The saga of developing a drug that effectively and efficiently harnesses the power of gp96 highlights the differences between an autologous versus allogeneic approach. Autologous drugs are derived from patient-specific tumors, making the treatment highly personalized. While this path has the potential to be effective, it is also enormously costly. The failure of Provenge, for instance, to become a significant immuno-oncology product is due to a combination of limited efficacy, inherent drug complexity and high manufacturing cost.

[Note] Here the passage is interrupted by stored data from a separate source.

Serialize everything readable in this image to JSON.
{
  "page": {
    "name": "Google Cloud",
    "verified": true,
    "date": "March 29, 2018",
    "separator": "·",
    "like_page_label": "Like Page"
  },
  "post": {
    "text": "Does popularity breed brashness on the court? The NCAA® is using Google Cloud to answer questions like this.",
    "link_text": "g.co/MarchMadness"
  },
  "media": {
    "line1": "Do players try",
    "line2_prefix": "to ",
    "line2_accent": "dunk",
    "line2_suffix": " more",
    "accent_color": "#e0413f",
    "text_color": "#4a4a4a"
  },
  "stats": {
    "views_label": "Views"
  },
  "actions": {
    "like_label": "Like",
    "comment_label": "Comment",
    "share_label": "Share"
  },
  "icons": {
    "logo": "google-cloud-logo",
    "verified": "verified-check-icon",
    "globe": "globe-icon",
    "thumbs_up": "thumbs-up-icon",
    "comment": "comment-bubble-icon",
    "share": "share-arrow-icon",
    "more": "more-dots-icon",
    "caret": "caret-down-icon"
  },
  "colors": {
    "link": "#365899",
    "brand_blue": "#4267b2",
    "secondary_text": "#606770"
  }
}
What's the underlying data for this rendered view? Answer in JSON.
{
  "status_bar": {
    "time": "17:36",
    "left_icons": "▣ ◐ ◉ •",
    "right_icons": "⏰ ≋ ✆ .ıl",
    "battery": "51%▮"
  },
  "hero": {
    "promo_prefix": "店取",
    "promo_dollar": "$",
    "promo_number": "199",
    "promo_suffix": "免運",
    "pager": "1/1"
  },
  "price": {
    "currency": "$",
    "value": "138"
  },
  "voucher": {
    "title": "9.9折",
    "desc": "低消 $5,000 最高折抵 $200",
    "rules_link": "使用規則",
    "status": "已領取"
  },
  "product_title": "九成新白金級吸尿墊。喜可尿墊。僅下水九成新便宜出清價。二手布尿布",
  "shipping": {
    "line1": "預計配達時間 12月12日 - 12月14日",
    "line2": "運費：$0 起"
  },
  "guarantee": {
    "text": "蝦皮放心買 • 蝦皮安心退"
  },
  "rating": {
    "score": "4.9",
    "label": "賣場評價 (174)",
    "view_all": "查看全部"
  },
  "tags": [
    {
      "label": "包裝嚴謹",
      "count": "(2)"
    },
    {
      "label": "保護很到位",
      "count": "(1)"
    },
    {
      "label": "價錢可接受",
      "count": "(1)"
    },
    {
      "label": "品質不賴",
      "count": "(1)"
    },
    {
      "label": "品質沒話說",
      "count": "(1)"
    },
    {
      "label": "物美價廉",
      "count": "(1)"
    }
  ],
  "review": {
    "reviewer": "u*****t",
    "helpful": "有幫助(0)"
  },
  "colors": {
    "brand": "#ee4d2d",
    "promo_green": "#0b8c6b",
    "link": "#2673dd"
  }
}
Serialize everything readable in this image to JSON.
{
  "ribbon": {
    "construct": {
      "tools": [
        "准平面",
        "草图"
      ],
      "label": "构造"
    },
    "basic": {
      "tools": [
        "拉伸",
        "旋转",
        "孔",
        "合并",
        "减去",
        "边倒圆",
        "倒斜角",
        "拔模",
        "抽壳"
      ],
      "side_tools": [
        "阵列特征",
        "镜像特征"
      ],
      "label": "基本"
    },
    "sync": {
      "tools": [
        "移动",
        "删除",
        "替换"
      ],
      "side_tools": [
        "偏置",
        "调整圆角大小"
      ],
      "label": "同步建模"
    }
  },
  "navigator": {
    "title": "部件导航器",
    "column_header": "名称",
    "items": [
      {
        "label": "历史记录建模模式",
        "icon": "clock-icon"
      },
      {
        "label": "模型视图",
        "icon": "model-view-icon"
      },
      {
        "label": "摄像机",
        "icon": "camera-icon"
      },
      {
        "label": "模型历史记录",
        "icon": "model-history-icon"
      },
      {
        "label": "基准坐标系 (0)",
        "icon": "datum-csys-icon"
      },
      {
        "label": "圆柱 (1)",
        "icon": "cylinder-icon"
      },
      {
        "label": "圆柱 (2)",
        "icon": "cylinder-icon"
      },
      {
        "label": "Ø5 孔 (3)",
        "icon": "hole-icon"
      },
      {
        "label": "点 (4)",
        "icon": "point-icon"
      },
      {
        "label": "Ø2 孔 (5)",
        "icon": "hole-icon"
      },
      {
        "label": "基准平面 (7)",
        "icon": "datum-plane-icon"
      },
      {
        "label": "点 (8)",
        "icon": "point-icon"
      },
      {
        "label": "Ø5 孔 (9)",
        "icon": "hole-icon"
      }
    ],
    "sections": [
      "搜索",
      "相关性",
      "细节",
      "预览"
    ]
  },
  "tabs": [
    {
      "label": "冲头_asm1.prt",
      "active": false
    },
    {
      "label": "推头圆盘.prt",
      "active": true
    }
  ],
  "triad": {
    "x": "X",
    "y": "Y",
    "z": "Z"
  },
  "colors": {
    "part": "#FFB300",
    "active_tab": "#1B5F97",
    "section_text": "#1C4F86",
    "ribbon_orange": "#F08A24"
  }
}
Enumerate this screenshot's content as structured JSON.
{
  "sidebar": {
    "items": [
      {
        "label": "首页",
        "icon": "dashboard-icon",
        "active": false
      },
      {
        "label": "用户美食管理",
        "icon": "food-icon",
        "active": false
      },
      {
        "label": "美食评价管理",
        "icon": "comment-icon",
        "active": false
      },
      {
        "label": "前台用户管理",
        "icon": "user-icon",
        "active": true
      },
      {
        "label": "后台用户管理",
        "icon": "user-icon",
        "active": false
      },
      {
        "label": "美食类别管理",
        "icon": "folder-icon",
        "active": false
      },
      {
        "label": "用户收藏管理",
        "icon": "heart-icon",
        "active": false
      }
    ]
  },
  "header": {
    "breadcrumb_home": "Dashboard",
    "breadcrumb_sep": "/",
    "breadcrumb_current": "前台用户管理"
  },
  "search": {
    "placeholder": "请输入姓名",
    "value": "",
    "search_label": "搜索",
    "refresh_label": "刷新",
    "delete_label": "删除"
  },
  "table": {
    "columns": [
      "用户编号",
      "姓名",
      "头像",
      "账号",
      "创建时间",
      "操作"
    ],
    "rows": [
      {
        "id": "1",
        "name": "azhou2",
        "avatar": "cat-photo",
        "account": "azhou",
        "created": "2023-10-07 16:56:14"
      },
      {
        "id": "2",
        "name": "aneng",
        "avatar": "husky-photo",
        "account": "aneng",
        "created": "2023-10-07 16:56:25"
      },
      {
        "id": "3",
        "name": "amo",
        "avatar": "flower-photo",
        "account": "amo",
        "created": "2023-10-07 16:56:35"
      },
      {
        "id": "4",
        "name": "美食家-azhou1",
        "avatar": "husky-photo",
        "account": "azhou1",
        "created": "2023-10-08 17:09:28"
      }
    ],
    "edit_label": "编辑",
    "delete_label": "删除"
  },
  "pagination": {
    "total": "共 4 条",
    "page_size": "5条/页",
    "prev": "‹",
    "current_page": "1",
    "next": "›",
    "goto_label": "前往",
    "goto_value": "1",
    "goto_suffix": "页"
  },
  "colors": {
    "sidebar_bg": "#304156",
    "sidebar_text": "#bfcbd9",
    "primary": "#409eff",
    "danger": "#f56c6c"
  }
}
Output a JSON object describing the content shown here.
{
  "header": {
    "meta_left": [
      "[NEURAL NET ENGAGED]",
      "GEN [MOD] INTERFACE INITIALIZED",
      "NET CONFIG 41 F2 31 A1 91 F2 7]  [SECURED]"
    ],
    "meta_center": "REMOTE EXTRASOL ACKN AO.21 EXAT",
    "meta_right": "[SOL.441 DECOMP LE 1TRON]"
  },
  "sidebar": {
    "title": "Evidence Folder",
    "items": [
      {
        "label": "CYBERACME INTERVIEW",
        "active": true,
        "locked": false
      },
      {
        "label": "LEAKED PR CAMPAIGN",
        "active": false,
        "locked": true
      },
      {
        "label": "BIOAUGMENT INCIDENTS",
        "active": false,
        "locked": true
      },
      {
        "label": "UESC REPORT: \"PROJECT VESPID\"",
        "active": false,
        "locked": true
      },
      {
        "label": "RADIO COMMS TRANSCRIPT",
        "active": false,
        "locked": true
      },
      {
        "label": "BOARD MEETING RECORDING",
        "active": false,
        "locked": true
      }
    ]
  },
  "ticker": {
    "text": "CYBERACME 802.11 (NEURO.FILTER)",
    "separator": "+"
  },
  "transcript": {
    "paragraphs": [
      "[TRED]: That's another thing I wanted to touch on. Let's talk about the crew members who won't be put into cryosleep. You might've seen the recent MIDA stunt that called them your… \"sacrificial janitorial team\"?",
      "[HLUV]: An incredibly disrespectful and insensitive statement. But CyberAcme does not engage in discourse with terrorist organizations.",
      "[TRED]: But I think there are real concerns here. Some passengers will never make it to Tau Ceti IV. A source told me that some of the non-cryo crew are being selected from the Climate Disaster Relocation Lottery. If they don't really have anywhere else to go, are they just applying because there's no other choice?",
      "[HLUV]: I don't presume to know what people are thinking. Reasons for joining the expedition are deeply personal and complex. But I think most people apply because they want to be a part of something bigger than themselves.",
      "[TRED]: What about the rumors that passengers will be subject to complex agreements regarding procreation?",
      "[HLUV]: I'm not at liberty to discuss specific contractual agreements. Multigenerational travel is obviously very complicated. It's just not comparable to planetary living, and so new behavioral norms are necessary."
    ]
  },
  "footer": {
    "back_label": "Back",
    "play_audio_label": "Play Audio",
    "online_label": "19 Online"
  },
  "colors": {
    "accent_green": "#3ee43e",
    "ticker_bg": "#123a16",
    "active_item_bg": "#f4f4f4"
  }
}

Allogeneic drugs, in contrast, may be mass-produced at much lower cost and hold potential to be equally if not more effective as their autologous cousins. By utilizing laboratory tumor cell lines developed from specific cancers, an off-the-shelf drug can be efficiently delivered to a vast patient population—offering a unique and highly differentiated way to treat a wide range of cancers.
An allogeneic approach to engineering vaccines to secrete gp96, together with a complete repertoire of tumor targets that stimulate killer T cells, is fully scalable. Moreover, the continual emission of gp96 proteins offers a natural “time-release” delivery system that may have significant therapeutic potential.
Allogeneic tumor vaccine approaches are possible because tumors are known to share immune targets with one another. In developing a secretable gp96-based vaccine, it is critical to select an appropriate tumor type and an appropriate cell line that expresses an array of tumor targets known to be shared amongst a high proportion of patients with a given tumor type. The specific response of patient killer T cells against those predetermined tumor targets can then be monitored in patients, and has been shown to correlate with overall survival following treatment with gp96 secreting vaccines.
The promise of this technology extends to a broad range of tumors including orphan cancer indications, or in patients whose response to the toxicity of traditional chemotherapy limits the duration of therapy. In addition, this therapy can be utilized by patients with good responses to initial surgery or therapy but remain at very high risk of relapse.
Immunotherapies will continue to hold promise as a growing number of cancer vaccines combine with an allogeneic gp96-Ig approach. As clinical studies in this area progress, evidence will mount demonstrating the benefits of this variety of immunological manipulation, and whole-cell cancer vaccines that continually secrete gp96-Ig will increasingly gain the attention of pharmaceutical research teams progressing cancer remedies into the marketplace. Eventually, tremendous synergy in immunotherapies will enable combination treatments that will truly transform the landscape of immuno-oncology.